さきほどのインタビュー記事で作者本人が指摘しているように、この作品は映像化に適した作だと思う。というより、映像化を強く意識してキャラクター群を生み出していったのではないかと推察する。作品の冒頭、主人公らの探偵事務所が入居する、海猫ビルヂング。競輪場にほど近く、札場町にあるという、一階がラーメン屋さん。パッと思いついたのが、国道129号線に面する店。平塚駅から南東に延びる太い道路と国道129号が鋭角に交差する、その交差点に突きだすように立つ三階建のビル。住所は平塚市幸町23-24だけど、札場町に面している、あのラーメン屋があるビル。ここはラーメン店の開店と撤退が何度も繰り返されてきた。まだ新しいし、正確にここが海猫ビルヂングというわけでもないが、悪くない近似解でしょう。ここの三階を生野エルザ探偵事務所だと思って、以降読み進めることにした。勝手ながら。

JR平塚駅を山側に出て駅前ロータリーから北上する道が、さくら通りである。本作にも登場する。平塚警察署からの帰り道、という設定になっている。その平塚警察署は、さくら通りを駅から歩いて15分程のところにあるが、そこに至る間に、市役所があり、消防署があり、博物館があり、総合図書館があり、平塚警察署の隣にはパスポートでお世話になる県の合同庁舎がある。市の機能が集約された拠点の一つとなっている。作品中に登場する、閉店したスーパー、これは、市役所の東側にあった、ダイエーのことだろう。郷愁がそそられるものですな。七夕祭りのことはきっちりと描かれていても、そこに滝口カバンとか鰻の川万が話の途中に出て来るわけでもない。湘南スターモールのことは何度も引き合いに出してるのだから、そこで行われる湘南よさこいも触れて欲しいよなあと思うのだが、あるいはネタ元となっている編集者さんがもう平塚に住んでおられないということか、はたまた、いずれ出版されるであろう第2巻のネタとして温存されているのか。ま、余計なお世話ですがね。

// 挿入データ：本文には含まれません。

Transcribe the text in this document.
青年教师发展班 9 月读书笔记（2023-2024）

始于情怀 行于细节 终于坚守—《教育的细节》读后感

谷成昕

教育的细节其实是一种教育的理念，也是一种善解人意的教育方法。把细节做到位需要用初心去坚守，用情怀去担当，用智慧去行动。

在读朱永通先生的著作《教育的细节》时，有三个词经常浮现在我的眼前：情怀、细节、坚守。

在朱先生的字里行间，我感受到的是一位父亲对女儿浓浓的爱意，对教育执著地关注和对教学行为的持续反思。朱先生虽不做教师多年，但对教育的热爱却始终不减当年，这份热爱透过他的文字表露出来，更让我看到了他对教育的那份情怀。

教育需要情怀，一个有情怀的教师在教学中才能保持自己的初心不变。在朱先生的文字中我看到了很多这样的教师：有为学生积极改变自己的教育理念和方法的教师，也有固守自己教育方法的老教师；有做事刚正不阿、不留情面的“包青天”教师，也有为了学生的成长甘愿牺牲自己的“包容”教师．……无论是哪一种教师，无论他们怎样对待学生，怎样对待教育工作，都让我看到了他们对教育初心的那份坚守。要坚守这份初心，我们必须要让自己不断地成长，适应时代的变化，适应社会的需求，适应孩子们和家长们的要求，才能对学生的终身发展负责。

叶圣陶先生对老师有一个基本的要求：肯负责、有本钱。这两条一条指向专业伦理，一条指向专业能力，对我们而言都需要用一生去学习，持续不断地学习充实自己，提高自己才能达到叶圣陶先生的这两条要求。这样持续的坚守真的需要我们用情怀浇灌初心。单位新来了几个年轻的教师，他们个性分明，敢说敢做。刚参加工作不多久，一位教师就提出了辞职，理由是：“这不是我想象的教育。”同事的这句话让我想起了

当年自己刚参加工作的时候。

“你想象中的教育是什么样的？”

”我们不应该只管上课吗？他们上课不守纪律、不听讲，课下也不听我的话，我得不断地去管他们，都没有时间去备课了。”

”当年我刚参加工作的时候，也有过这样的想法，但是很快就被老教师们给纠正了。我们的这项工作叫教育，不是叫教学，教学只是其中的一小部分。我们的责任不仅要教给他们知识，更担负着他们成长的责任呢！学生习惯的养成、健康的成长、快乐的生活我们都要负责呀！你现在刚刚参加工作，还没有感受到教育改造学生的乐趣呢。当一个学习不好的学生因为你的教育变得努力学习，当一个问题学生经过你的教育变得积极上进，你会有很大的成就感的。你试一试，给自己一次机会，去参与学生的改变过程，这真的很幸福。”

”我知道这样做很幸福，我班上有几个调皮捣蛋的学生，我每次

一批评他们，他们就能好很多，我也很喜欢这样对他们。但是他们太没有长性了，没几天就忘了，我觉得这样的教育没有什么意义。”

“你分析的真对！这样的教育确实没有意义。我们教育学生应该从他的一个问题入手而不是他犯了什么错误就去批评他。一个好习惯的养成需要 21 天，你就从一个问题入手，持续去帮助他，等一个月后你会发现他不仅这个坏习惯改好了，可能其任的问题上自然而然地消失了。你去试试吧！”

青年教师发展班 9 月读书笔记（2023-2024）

では、探偵たちの行路上にもある平塚総合図書館まで散歩がてら行って、この本を借りて読みましょう、そういう楽しみは来年までとっときましょうね。何しろ、平塚図書館では予約が今現在143件で堂々のベスト10入り。相撲川と呼ばれた相模川を挟んで東に隣接する茅ヶ崎市図書館では25人、西の大磯町図書館では30人待ち。ちなみに、茅ヶ崎よりさらに東の藤沢市図書館ではまだ所蔵無しって、あれれ、妙な空気を感じなくもないですよ。